Despite enjoying a boosted profile thanks in part to a supposed copycat performer on last year's Britain's Got Talent, Frisky & Mannish are hard to describe succinctly. "Pop songs with a twist" was the best I could manage outside the venue when a curious attendee asked, but this duo absolutely needs to be seen to be understood, and there really aren't many better ways to spend an hour at this or any other Fringe.
There is a pre-requisite though: you should probably have a(n un)healthy interest in pop music, or at the very least have heard a lot of it; if not, some of the hysterically inventive set pieces of the evening may well pass you by. That seems to happen in ‘Pop Centre Plus', when an extended sequence focusing on Cheryl Cole's mimed X Factor performance of her (#1 but largely forgotten) single Promise This is met with far less laughter than it deserves.

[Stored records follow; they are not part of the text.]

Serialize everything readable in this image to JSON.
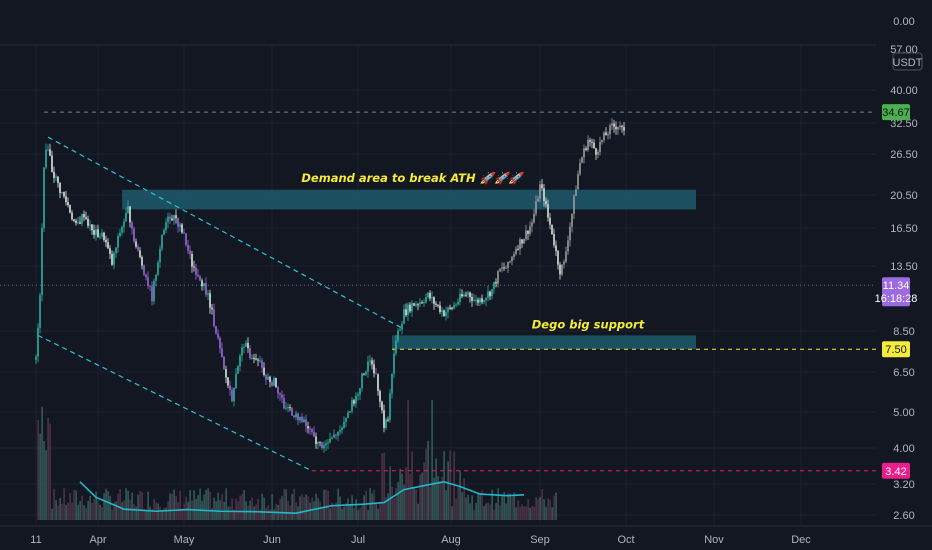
{
  "chart_data": {
    "type": "candlestick",
    "quote_currency": "USDT",
    "y_scale": "log",
    "y_ticks": [
      "0.00",
      "57.00",
      "40.00",
      "32.50",
      "26.50",
      "20.50",
      "16.50",
      "13.50",
      "8.50",
      "6.50",
      "5.00",
      "4.00",
      "3.20",
      "2.60"
    ],
    "x_ticks": [
      "11",
      "Apr",
      "May",
      "Jun",
      "Jul",
      "Aug",
      "Sep",
      "Oct",
      "Nov",
      "Dec"
    ],
    "price_badges": {
      "ath": "34.67",
      "current": "11.34",
      "countdown": "16:18:28",
      "support": "7.50",
      "low": "3.42"
    },
    "price_levels": {
      "ath": 34.67,
      "current": 11.34,
      "support": 7.5,
      "low": 3.42
    },
    "zones": [
      {
        "name": "demand",
        "label": "Demand area to break ATH 🚀🚀🚀",
        "top": 21.0,
        "bottom": 18.5,
        "start": 43,
        "end": 330
      },
      {
        "name": "support",
        "label": "Dego big support",
        "top": 8.2,
        "bottom": 7.5,
        "start": 178,
        "end": 330
      }
    ],
    "channel": {
      "upper": {
        "start": [
          0,
          29.5
        ],
        "end": [
          183,
          8.6
        ]
      },
      "lower": {
        "start": [
          0,
          8.2
        ],
        "end": [
          138,
          3.42
        ]
      }
    },
    "price_path": [
      [
        0,
        7.0
      ],
      [
        2,
        10.5
      ],
      [
        4,
        25.0
      ],
      [
        6,
        28.0
      ],
      [
        8,
        24.0
      ],
      [
        12,
        21.0
      ],
      [
        16,
        19.0
      ],
      [
        20,
        16.5
      ],
      [
        24,
        18.0
      ],
      [
        28,
        16.0
      ],
      [
        34,
        15.5
      ],
      [
        38,
        13.0
      ],
      [
        42,
        16.0
      ],
      [
        46,
        18.5
      ],
      [
        50,
        14.5
      ],
      [
        54,
        12.5
      ],
      [
        58,
        10.5
      ],
      [
        62,
        14.5
      ],
      [
        66,
        18.0
      ],
      [
        70,
        17.5
      ],
      [
        74,
        15.5
      ],
      [
        78,
        13.0
      ],
      [
        82,
        12.0
      ],
      [
        86,
        10.5
      ],
      [
        90,
        8.5
      ],
      [
        94,
        6.5
      ],
      [
        98,
        5.5
      ],
      [
        100,
        6.5
      ],
      [
        104,
        7.8
      ],
      [
        108,
        7.0
      ],
      [
        112,
        6.8
      ],
      [
        116,
        6.2
      ],
      [
        120,
        6.0
      ],
      [
        124,
        5.2
      ],
      [
        128,
        5.0
      ],
      [
        132,
        4.8
      ],
      [
        136,
        4.5
      ],
      [
        140,
        4.1
      ],
      [
        144,
        4.0
      ],
      [
        148,
        4.2
      ],
      [
        152,
        4.5
      ],
      [
        156,
        5.0
      ],
      [
        160,
        5.5
      ],
      [
        164,
        6.5
      ],
      [
        168,
        7.0
      ],
      [
        172,
        5.5
      ],
      [
        174,
        4.6
      ],
      [
        176,
        4.8
      ],
      [
        178,
        6.5
      ],
      [
        180,
        8.0
      ],
      [
        184,
        9.5
      ],
      [
        188,
        10.0
      ],
      [
        192,
        10.2
      ],
      [
        196,
        10.6
      ],
      [
        200,
        10.0
      ],
      [
        204,
        9.5
      ],
      [
        208,
        9.8
      ],
      [
        212,
        10.4
      ],
      [
        216,
        10.8
      ],
      [
        220,
        10.2
      ],
      [
        224,
        10.5
      ],
      [
        228,
        11.0
      ],
      [
        232,
        12.5
      ],
      [
        236,
        12.8
      ],
      [
        240,
        14.5
      ],
      [
        244,
        15.5
      ],
      [
        248,
        17.0
      ],
      [
        250,
        19.0
      ],
      [
        252,
        21.5
      ],
      [
        254,
        20.0
      ],
      [
        256,
        17.5
      ],
      [
        258,
        16.0
      ],
      [
        260,
        14.0
      ],
      [
        262,
        12.5
      ],
      [
        264,
        13.0
      ],
      [
        266,
        15.5
      ],
      [
        268,
        18.0
      ],
      [
        270,
        21.5
      ],
      [
        272,
        25.0
      ],
      [
        276,
        29.0
      ],
      [
        280,
        27.0
      ],
      [
        284,
        29.5
      ],
      [
        288,
        31.5
      ],
      [
        292,
        32.0
      ],
      [
        294,
        30.0
      ]
    ],
    "volume_ma_path": [
      [
        22,
        420
      ],
      [
        30,
        130
      ],
      [
        44,
        40
      ],
      [
        60,
        30
      ],
      [
        76,
        38
      ],
      [
        92,
        30
      ],
      [
        110,
        28
      ],
      [
        130,
        22
      ],
      [
        148,
        60
      ],
      [
        164,
        70
      ],
      [
        174,
        82
      ],
      [
        184,
        240
      ],
      [
        196,
        340
      ],
      [
        204,
        420
      ],
      [
        212,
        300
      ],
      [
        222,
        170
      ],
      [
        236,
        150
      ],
      [
        244,
        160
      ]
    ]
  }
}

Although the incredibly talented pair is chiefly concerned with and interested in the most plastic pop, this muted reaction suggests that they might almost, somehow, be a little niche.
Other numbers go over fantastically well, among them a grime re-working of Carpenters' Top of the World and a riotously enjoyable Bee Gees-ified version of Rihanna's Rude Boy. Across the hour, there is audience participation, pop groups are formed, named and photographed, and everyone is sent out happy by some nursery rhymes done in the style of Girls Aloud. While anyone can and most likely will enjoy the show, those who have built up a lifetime's worth of heretofore useless pop knowledge might well find themselves exploding with joy.